Visual tracking is defined as a process in which a video camera is used to recover the location and motion of a target, over a given time period, as it moves from its starting point to its end point. Visual tracking is an important scientific problem; the human visual system is capable of tracking moving objects in a wide variety of situations. Visual tracking is also the key to a number of important practical applications such as video surveillance, 3D shape recovery and target restoration.
Many powerful visual tracking techniques exist. Most of them are built using model estimation concepts, such as Kalman filters or Sequential Monte Carlo methods, particularly particle filters. A significant advantage that particle filters have over Kalman filters is that particle filters can represent ambiguity in the target’s position, whereas Kalman filters can only represent a single hypothesis at a time. The multiple hypotheses maintained by particle filters can be viewed as physical particles sprinkled over the image plane, and are often shown as spots of different colours or intensity.

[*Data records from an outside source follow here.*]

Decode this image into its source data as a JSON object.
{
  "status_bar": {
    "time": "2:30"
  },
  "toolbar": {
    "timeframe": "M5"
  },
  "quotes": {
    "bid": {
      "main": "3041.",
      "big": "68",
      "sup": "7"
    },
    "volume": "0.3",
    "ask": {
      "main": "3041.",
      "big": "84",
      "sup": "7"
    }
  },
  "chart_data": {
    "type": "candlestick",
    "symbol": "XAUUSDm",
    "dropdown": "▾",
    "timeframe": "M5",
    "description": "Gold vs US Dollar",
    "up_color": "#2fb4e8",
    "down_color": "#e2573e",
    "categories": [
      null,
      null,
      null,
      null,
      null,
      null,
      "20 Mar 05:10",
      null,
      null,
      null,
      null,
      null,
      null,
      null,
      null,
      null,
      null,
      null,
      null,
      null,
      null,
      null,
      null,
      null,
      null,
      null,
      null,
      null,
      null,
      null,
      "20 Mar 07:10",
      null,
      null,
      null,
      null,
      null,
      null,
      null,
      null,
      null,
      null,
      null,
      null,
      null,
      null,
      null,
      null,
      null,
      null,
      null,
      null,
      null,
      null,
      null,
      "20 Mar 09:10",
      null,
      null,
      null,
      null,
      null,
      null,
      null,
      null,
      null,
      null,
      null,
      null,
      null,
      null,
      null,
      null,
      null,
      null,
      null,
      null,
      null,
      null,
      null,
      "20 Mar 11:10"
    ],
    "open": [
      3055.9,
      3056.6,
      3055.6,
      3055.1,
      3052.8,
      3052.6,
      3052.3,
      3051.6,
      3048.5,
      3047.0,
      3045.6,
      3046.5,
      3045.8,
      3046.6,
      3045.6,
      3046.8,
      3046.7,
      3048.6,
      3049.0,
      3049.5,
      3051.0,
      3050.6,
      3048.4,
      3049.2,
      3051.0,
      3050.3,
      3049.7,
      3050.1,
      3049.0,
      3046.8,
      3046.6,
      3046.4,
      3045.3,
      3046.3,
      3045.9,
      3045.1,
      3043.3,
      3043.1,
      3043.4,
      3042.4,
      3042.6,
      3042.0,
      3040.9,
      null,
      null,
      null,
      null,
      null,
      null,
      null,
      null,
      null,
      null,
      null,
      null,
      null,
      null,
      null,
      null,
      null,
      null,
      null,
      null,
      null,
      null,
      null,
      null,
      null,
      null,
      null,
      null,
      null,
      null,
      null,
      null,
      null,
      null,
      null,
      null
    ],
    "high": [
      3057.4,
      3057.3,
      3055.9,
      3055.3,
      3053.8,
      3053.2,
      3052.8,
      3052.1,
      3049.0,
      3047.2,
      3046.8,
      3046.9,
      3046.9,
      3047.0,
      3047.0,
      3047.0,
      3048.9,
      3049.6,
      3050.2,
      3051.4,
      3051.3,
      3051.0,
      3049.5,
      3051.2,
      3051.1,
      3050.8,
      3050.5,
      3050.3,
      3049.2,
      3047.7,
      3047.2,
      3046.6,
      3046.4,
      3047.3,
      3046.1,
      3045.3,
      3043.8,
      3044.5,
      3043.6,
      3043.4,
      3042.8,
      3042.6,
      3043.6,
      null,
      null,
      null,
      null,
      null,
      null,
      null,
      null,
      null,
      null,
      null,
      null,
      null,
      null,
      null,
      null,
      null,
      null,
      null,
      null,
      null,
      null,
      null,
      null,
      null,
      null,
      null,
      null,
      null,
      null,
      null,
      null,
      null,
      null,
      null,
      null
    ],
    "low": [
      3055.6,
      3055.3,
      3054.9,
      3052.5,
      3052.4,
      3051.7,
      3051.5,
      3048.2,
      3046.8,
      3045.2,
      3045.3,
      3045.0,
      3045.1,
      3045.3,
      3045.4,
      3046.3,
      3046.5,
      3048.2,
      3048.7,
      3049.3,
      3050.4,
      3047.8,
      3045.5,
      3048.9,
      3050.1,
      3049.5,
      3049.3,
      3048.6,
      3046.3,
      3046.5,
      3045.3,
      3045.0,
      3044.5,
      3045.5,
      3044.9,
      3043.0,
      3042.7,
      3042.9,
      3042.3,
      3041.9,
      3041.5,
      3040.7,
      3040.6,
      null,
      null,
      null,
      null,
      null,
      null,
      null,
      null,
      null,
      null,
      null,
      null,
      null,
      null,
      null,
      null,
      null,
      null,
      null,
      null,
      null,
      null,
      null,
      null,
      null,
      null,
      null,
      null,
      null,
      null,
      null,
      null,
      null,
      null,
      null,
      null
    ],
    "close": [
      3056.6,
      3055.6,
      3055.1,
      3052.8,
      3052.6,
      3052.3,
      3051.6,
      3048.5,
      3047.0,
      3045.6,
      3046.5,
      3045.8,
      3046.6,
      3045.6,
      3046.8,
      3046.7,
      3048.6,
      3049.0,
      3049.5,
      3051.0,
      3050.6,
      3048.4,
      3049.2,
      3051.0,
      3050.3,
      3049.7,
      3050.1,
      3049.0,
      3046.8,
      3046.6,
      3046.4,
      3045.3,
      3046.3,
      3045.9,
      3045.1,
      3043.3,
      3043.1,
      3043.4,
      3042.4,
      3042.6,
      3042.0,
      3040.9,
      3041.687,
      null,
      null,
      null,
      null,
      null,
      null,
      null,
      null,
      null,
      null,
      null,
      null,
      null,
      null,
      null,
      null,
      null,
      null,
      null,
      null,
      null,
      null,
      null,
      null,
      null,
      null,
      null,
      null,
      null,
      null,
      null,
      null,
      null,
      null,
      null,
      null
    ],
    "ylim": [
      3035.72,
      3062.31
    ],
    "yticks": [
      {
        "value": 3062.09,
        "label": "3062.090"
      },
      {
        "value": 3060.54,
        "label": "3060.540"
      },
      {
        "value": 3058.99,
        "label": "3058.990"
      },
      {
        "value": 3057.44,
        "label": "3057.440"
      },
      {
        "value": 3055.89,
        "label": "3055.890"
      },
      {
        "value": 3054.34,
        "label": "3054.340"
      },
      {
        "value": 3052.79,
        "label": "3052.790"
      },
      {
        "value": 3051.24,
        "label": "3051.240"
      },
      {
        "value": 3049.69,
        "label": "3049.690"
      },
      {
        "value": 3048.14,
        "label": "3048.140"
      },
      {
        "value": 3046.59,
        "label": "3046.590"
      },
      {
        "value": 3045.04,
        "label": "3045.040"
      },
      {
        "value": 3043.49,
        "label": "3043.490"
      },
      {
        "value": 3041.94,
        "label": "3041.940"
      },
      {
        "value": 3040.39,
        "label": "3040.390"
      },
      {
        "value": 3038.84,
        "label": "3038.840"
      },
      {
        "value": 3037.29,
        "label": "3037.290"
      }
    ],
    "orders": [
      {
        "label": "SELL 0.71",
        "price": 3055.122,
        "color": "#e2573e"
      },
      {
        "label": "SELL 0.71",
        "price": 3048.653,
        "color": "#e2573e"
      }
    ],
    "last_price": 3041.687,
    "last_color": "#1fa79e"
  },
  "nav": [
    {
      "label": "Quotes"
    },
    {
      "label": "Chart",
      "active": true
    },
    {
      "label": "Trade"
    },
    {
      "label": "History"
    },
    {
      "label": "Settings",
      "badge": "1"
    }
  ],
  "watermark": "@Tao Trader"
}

While many effective tracking algorithms have been based on the particle filter, problems remain. Occlusion arises when another object, with different features, e.g. colour, comes between the camera and target. Camouflage occurs when an object with similar features lies behind the target and makes the target invisible from the camera’s point of view. Either of these events can cause a tracker become dissociated from its target, so that the data it produces is unrelated to the target’s behaviour.
Previous approaches to these problems have sought to keep the tracker’s particle set more tightly focused on the target. This is done by incorporating more information about the target and/or the environment it is moving through. Multiple models of motion might be used to predict the target’s future location, more detailed texture and colour cues might be used to better model its appearance, or areas of the environment in which the target is more likely to appear might be identified. These approaches, however, do not entirely remove the problems of occlusion and camouflage. As a result, we would argue that the solution lies not in avoiding, but in detecting and reacting to these disruptive events.
In the present paper we focus on the detection of occlusion and camouflage during
particle filter-based tracking. We use a clustering algorithm, the Expectation Maximization
algorithm, to investigate the distribution of the particles representing a given target
during the events of occlusion and camouflage. This clustering process provides
vital information about fluctuation in the behaviour of particle sets, which is assessed
using a process-behaviour chart. The process-behaviour chart will alert the tracker
of the occurrence of occlusion or camouflage. The information produced by the
process-behaviour chart is then used by the tracker to map out the boundary of
the interfering object, providing valuable information about the viewed environment.